You are currently viewing School Boards and Superintendents Associations Share Their Concerns about Serving Children with Disabilities during COVID

School Boards and Superintendents Associations Share Their Concerns about Serving Children with Disabilities during COVID

  • Post category:News

Each week we have been reviewing with you articles and publications that might be helpful to you as you plan for your child’s return to school. In April we shared with you U.S. Secretary of Education Betsy DeVos’s decision that the rules and laws for children with disabilities would not be changed in response to COVID-19. In other words, schools and school districts are still obligated to provide a Free and Appropriate Public Education (FAPE) to children with disabilities. This means that if your child has an Individualized Education Program (IEP) or Section 504 Plan, that they should receive the services on their plan if school is in session.
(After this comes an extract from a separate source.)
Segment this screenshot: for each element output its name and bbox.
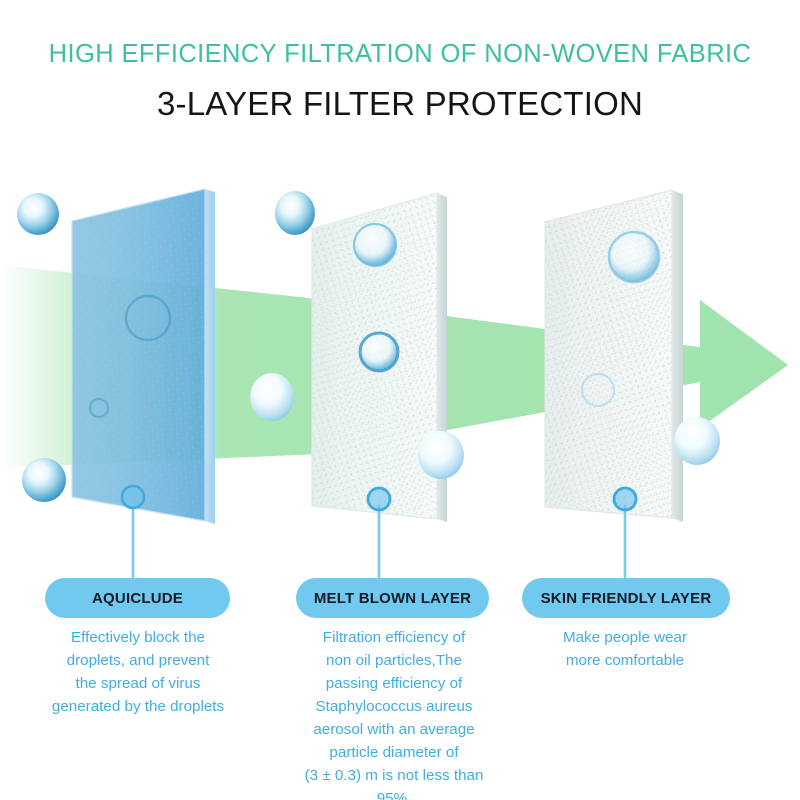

In late July, SCHOOL LEADER VOICES: Concerns and Challenges to Providing Meaningful IDEA-Related Services During COVID-19, a joint document of the National School Boards Association, the School Superintendents’ Association and the Association of Educational Services Agencies was published.  The introduction begins with this paragraph on page 7 (emphasis added):

As schools prepare to reopen in the fall, there is a growing concern that school districts and educational service agencies will face unparalleled rates of litigation for their inability to meet requirements under the Individuals with Disabilities in Education Act (IDEA) during the COVID-19 pandemic. This concern is well-founded. IDEA guarantees eligible students with disabilities a “free appropriate public education” (FAPE) and a right to pursue a complaint through a due process hearing and federal court. Similarly, Section 504 of the Rehabilitation Act (Section 504) and the Americans with Disabilities Act (ADA) require equal access to educational opportunities for students with disabilities. Also, the regulations implementing Section 504 require FAPE. However, during this unprecedented pandemic, FAPE comes with tremendous costs to budgets and additional burdens on personnel that challenge school districts trying their best under the circumstances to meet the requirements.”

The rest of the document focuses on concerns about school districts being sued for not following the IEPs and 504 Plans of children with disabilities. Funding concerns are discussed as well. We encourage you to read the entire document and consider these points:

  1. It is concerning that the starting point for these national groups seems to be avoiding lawsuits rather than working together with everyone, including families, to find unique and creative ways to educate our children.
  2. There is no indication that these national groups asked for input from families, and families appear to be characterized as part of the problem in the examples that are given.
  3. The viewpoints of your school district’s Superintendent and School Board may differ from their national organizations.  We encourage you to share this publication with officials in your district and discuss how they think they can work together with families to ensure the educational needs of our children are met.
  4. It is likely that these national associations will share this report with Congress and other national policy makers and ask for protection from being sued if they do not follow the IEPs and 504 Plans of children with disabilities.  We encourage you to follow this issue along with us and be prepared to let those same policy makers know how important it is that our children receive the Free and Appropriate Public Education that is guaranteed to them under the law.